A norma permitirá o desenvolvimento de metodologias de enfrentamento e combate ao racismo no âmbito do Distrito Federal. Ela deixa mais específicas as informações a serem usadas em políticas públicas e nos atendimentos do Executivo local.

 

A assinatura ocorreu na cerimônia de lançamento do Mapeamento dos Terreiros do Distrito Federal, no Museu Nacional. Na ocasião, o DF também aderiu formalmente ao Sistema Nacional de Promoção da Igualdade Racial (Sinapir). A ferramenta consolida as políticas públicas de promoção da igualdade racial e redução das desigualdades.

 

O decreto e a adesão ao Sinapir ampliam a proteção das populações e dos praticantes de religiões de matriz africana, de acordo com o governador de Brasília, Rodrigo Rollemberg. “É fundamental que o poder público saiba onde estão os terreiros para promover a segurança deles”, afirmou.

 

Essas iniciativas complementam as ações do governo nesse sentido. Em 21 de janeiro de 2016, foi criada a Delegacia Especial de Repressão aos Crimes por Discriminação Racial, Religiosa ou por Orientação Sexual ou Contra a Pessoa Idosa ou com Deficiência.

 

Além disso, Brasília instituiu o Comitê Distrital da Diversidade Religiosa para auxiliar no estabelecimento de políticas públicas de afirmação da liberdade religiosa e na promoção de campanhas de conscientização e de congressos sobre o tema.

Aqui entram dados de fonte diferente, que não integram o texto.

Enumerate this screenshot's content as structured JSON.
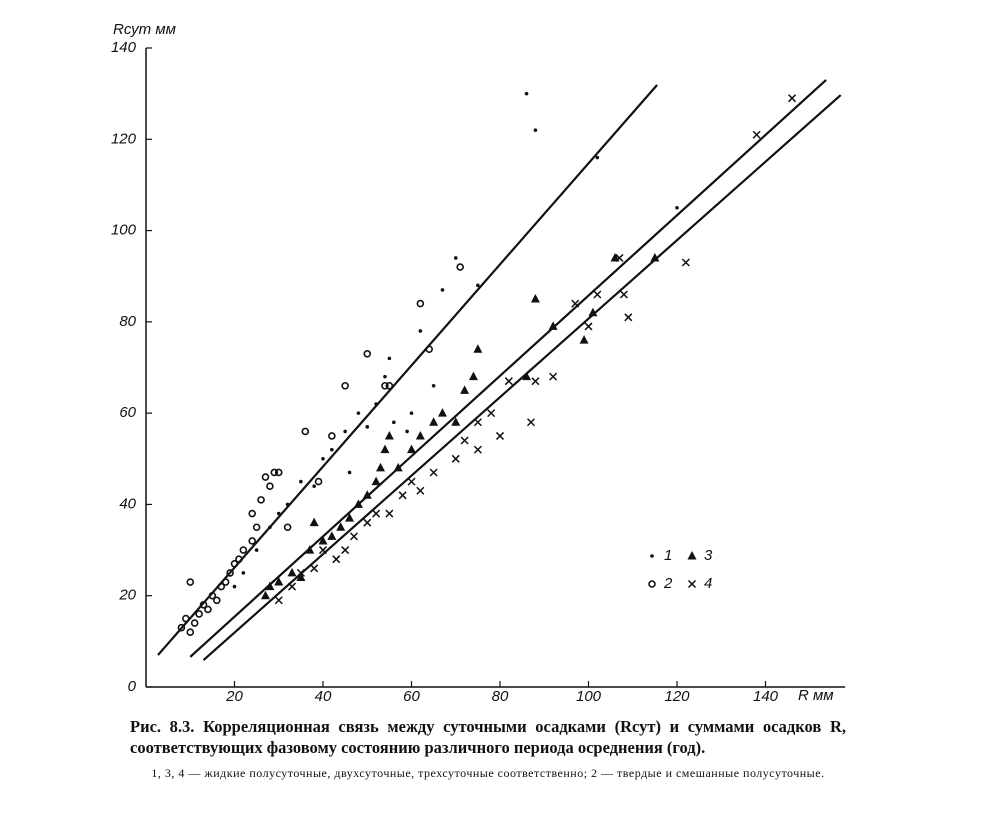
{
  "chart_data": {
    "type": "scatter",
    "title": "Рис. 8.3. Корреляционная связь между суточными осадками (Rсут) и суммами осадков R, соответствующих фазовому состоянию различного периода осреднения (год).",
    "subtitle": "1, 3, 4 — жидкие полусуточные, двухсуточные, трехсуточные соответственно; 2 — твердые и смешанные полусуточные.",
    "y_label": "Rсут мм",
    "x_label": "R мм",
    "xlim": [
      0,
      158
    ],
    "ylim": [
      0,
      140
    ],
    "xticks": [
      20,
      40,
      60,
      80,
      100,
      120,
      140
    ],
    "yticks": [
      0,
      20,
      40,
      60,
      80,
      100,
      120,
      140
    ],
    "grid": false,
    "series": [
      {
        "name": "1",
        "marker": "dot",
        "color": "#111111",
        "x": [
          20,
          22,
          25,
          28,
          30,
          32,
          35,
          38,
          40,
          42,
          45,
          48,
          50,
          52,
          54,
          56,
          60,
          62,
          65,
          67,
          70,
          75,
          86,
          88,
          102,
          120,
          59,
          46,
          55
        ],
        "y": [
          22,
          25,
          30,
          35,
          38,
          40,
          45,
          44,
          50,
          52,
          56,
          60,
          57,
          62,
          68,
          58,
          60,
          78,
          66,
          87,
          94,
          88,
          130,
          122,
          116,
          105,
          56,
          47,
          72
        ]
      },
      {
        "name": "2",
        "marker": "circle",
        "color": "#111111",
        "x": [
          8,
          9,
          10,
          11,
          12,
          13,
          14,
          15,
          16,
          17,
          18,
          19,
          20,
          21,
          22,
          24,
          25,
          26,
          27,
          28,
          29,
          30,
          32,
          36,
          39,
          42,
          45,
          50,
          54,
          55,
          62,
          64,
          71,
          10,
          24
        ],
        "y": [
          13,
          15,
          12,
          14,
          16,
          18,
          17,
          20,
          19,
          22,
          23,
          25,
          27,
          28,
          30,
          38,
          35,
          41,
          46,
          44,
          47,
          47,
          35,
          56,
          45,
          55,
          66,
          73,
          66,
          66,
          84,
          74,
          92,
          23,
          32
        ]
      },
      {
        "name": "3",
        "marker": "triangle",
        "color": "#111111",
        "x": [
          27,
          28,
          30,
          33,
          35,
          37,
          38,
          40,
          42,
          44,
          46,
          48,
          50,
          52,
          53,
          54,
          55,
          57,
          60,
          62,
          65,
          67,
          70,
          72,
          74,
          75,
          88,
          92,
          99,
          101,
          106,
          115,
          86
        ],
        "y": [
          20,
          22,
          23,
          25,
          24,
          30,
          36,
          32,
          33,
          35,
          37,
          40,
          42,
          45,
          48,
          52,
          55,
          48,
          52,
          55,
          58,
          60,
          58,
          65,
          68,
          74,
          85,
          79,
          76,
          82,
          94,
          94,
          68
        ]
      },
      {
        "name": "4",
        "marker": "cross",
        "color": "#111111",
        "x": [
          30,
          33,
          35,
          38,
          40,
          43,
          45,
          47,
          50,
          52,
          55,
          58,
          60,
          62,
          65,
          70,
          72,
          75,
          75,
          78,
          80,
          82,
          87,
          88,
          92,
          97,
          100,
          102,
          107,
          108,
          109,
          122,
          138,
          146
        ],
        "y": [
          19,
          22,
          25,
          26,
          30,
          28,
          30,
          33,
          36,
          38,
          38,
          42,
          45,
          43,
          47,
          50,
          54,
          58,
          52,
          60,
          55,
          67,
          58,
          67,
          68,
          84,
          79,
          86,
          94,
          86,
          81,
          93,
          121,
          129
        ]
      }
    ],
    "lines": [
      {
        "x": [
          2.7,
          115.5
        ],
        "y": [
          7,
          131.9
        ]
      },
      {
        "x": [
          10,
          153.7
        ],
        "y": [
          6.6,
          133
        ]
      },
      {
        "x": [
          13,
          157
        ],
        "y": [
          5.9,
          129.7
        ]
      }
    ]
  }
}
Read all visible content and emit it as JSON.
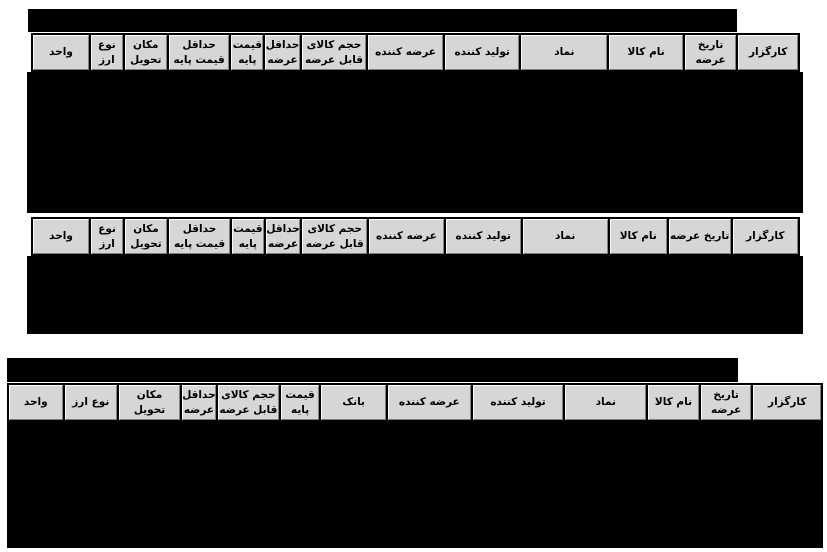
{
  "page": {
    "background": "#ffffff",
    "redaction_color": "#000000",
    "header_cell_bg": "#d6d6d6",
    "header_text_color": "#000000",
    "direction": "rtl"
  },
  "tables": [
    {
      "name": "upper-supply-table",
      "columns": [
        "کارگزار",
        "تاریخ\nعرضه",
        "نام کالا",
        "نماد",
        "تولید کننده",
        "عرضه کننده",
        "حجم کالای\nقابل عرضه",
        "حداقل\nعرضه",
        "قیمت\nپایه",
        "حداقل\nقیمت پایه",
        "مکان\nتحویل",
        "نوع\nارز",
        "واحد"
      ]
    },
    {
      "name": "middle-supply-table",
      "columns": [
        "کارگزار",
        "تاریخ عرضه",
        "نام کالا",
        "نماد",
        "تولید کننده",
        "عرضه کننده",
        "حجم کالای\nقابل عرضه",
        "حداقل\nعرضه",
        "قیمت\nپایه",
        "حداقل\nقیمت پایه",
        "مکان\nتحویل",
        "نوع\nارز",
        "واحد"
      ]
    },
    {
      "name": "lower-supply-table",
      "columns": [
        "کارگزار",
        "تاریخ\nعرضه",
        "نام کالا",
        "نماد",
        "تولید کننده",
        "عرضه کننده",
        "بانک",
        "قیمت\nپایه",
        "حجم کالای\nقابل عرضه",
        "حداقل\nعرضه",
        "مکان تحویل",
        "نوع ارز",
        "واحد"
      ]
    }
  ]
}
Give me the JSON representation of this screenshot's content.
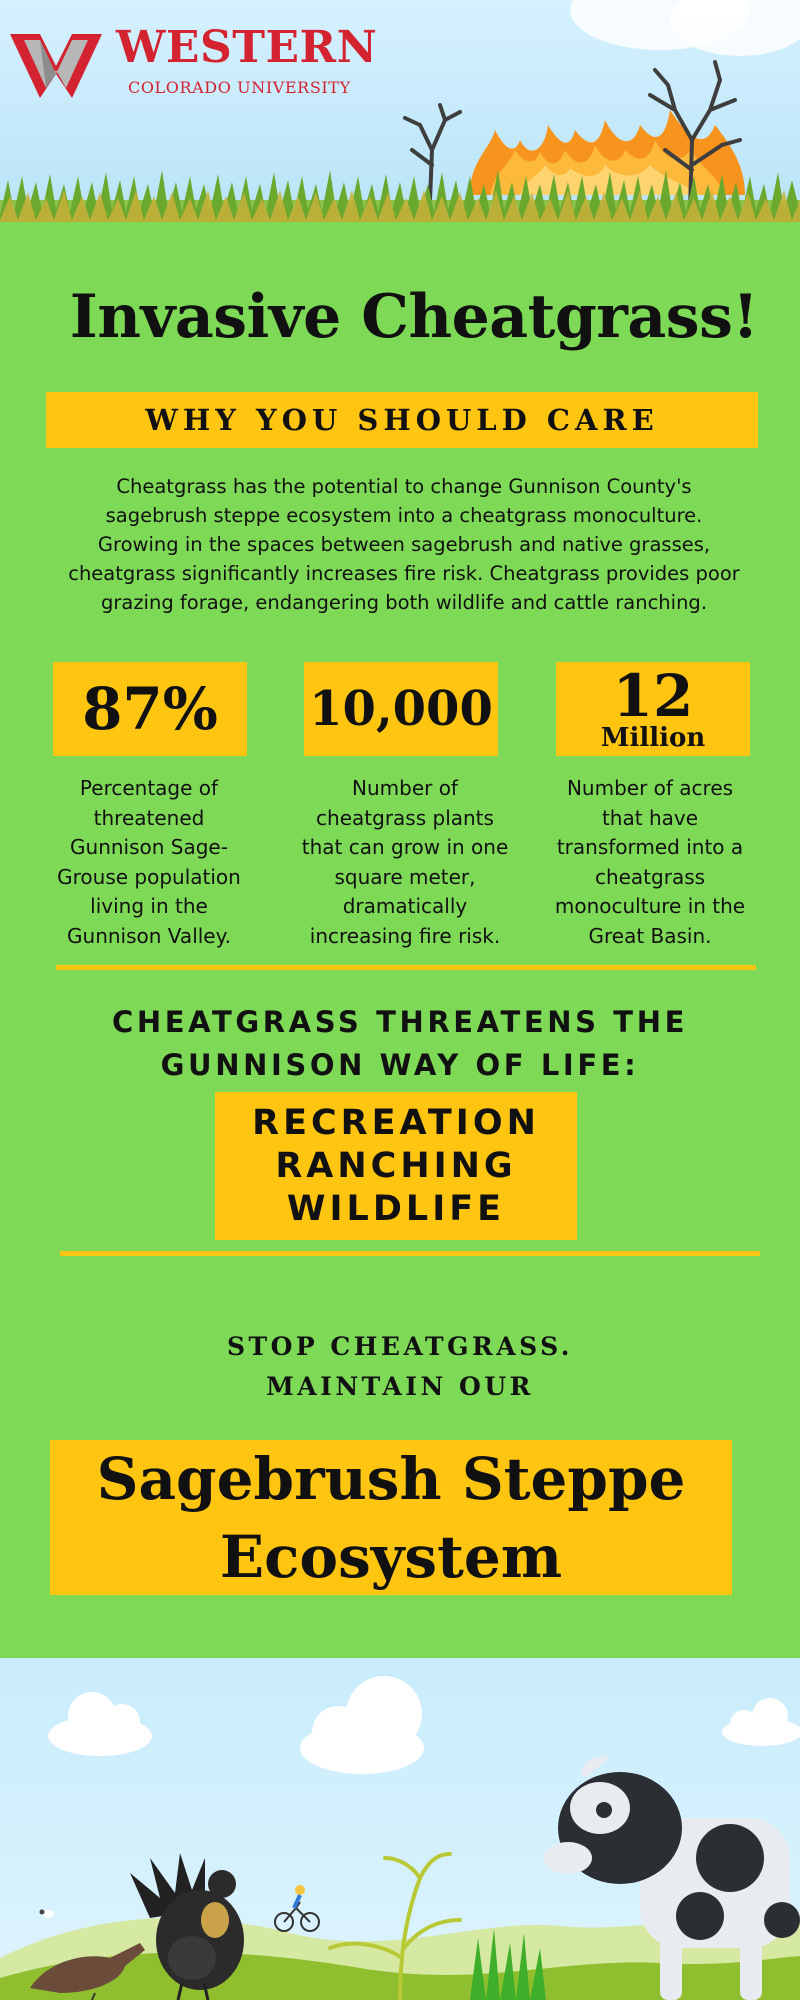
{
  "header": {
    "logo_word": "WESTERN",
    "logo_sub": "COLORADO UNIVERSITY"
  },
  "title": "Invasive Cheatgrass!",
  "why_banner": "WHY YOU SHOULD CARE",
  "intro": "Cheatgrass has the potential to change Gunnison County's sagebrush steppe ecosystem into a cheatgrass monoculture. Growing in the spaces between sagebrush and native grasses, cheatgrass significantly increases fire risk. Cheatgrass provides poor grazing forage, endangering both wildlife and cattle ranching.",
  "stats": [
    {
      "value": "87%",
      "description": "Percentage of threatened Gunnison Sage-Grouse population living in the Gunnison Valley."
    },
    {
      "value": "10,000",
      "description": "Number of cheatgrass plants that can grow in one square meter, dramatically increasing fire risk."
    },
    {
      "value": "12",
      "value_suffix": "Million",
      "description": "Number of acres that have transformed into a cheatgrass monoculture in the Great Basin."
    }
  ],
  "threat": {
    "line1": "CHEATGRASS THREATENS THE",
    "line2": "GUNNISON WAY OF LIFE:"
  },
  "way_of_life": [
    "RECREATION",
    "RANCHING",
    "WILDLIFE"
  ],
  "stop": {
    "line1": "STOP CHEATGRASS.",
    "line2": "MAINTAIN OUR"
  },
  "sagebrush": {
    "line1": "Sagebrush Steppe",
    "line2": "Ecosystem"
  },
  "colors": {
    "background_green": "#7ed957",
    "banner_yellow": "#ffc511",
    "logo_red": "#d42330",
    "sky_blue": "#c9ecfb",
    "fire_orange": "#f7941d"
  },
  "illustrations": {
    "top": [
      "university-logo-icon",
      "dead-tree-icon",
      "fire-icon",
      "grass-icon"
    ],
    "bottom": [
      "cloud-icon",
      "sage-grouse-icon",
      "bird-icon",
      "cyclist-icon",
      "cheatgrass-plant-icon",
      "cow-icon",
      "hills-icon",
      "sheep-icon"
    ]
  }
}
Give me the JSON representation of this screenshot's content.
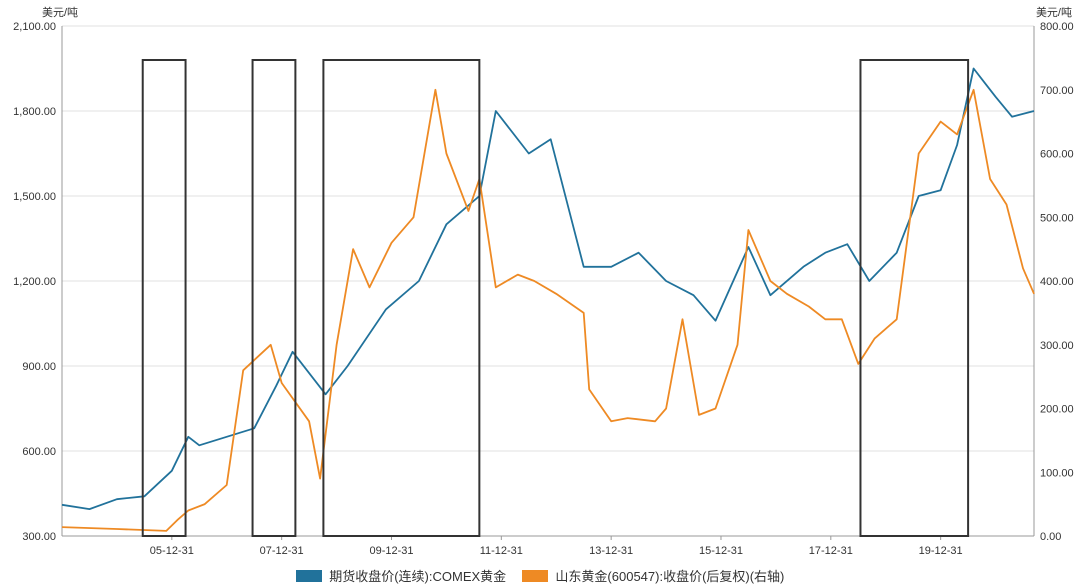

O governo de Brasília também tem incentivado a cultura afro-brasileira por meio de ações, como o réveillon e debates na Praça dos Orixás, na Prainha. Além disso, o

Fundo de Apoio à Cultura (FAC) tem uma linha de financiamento dedicada aos projetos de promoção desse segmento cultural.

 

A Secretaria de Cultura conduz também o andamento do processo de Registro de Patrimônio Imaterial da Prainha.

Visibilidade às religiões de matriz africana

Mapeamento dos Terreiros do Distrito Federafoi elaborado pela Fundação Cultural Palmares, vinculada ao Ministério da Cultura, em parceria com a Universidade de Brasília (UnB).

 

Conduzido pelo professor Rafael Sanzio, da UnB, o documento dá visibilidade a uma população ainda marginalizada em todo o País. “Esse mapa não é meu, não é da minha equipe. É para todo o Brasil. Terreiro não é problema, é solução”, disse.

 

O material dá mais segurança ao combate ao racismo e à intolerância, na avaliação de Mãe Baiana, líder espiritual do candomblé. “O mapeamento é importante para que os terreiros sejam legalizados. Não aguentamos mais sofrer com tanto racismo”, defendeu.

 

Os registros incentivam a preservação da cultura dos povos de terreiro, como destaca a chefe de gabinete do Ministério da Cultura, Cláudia Pedroso. “Este é mais um passo rumo à expansão e à documentação da população afro-brasileira”, afirmou.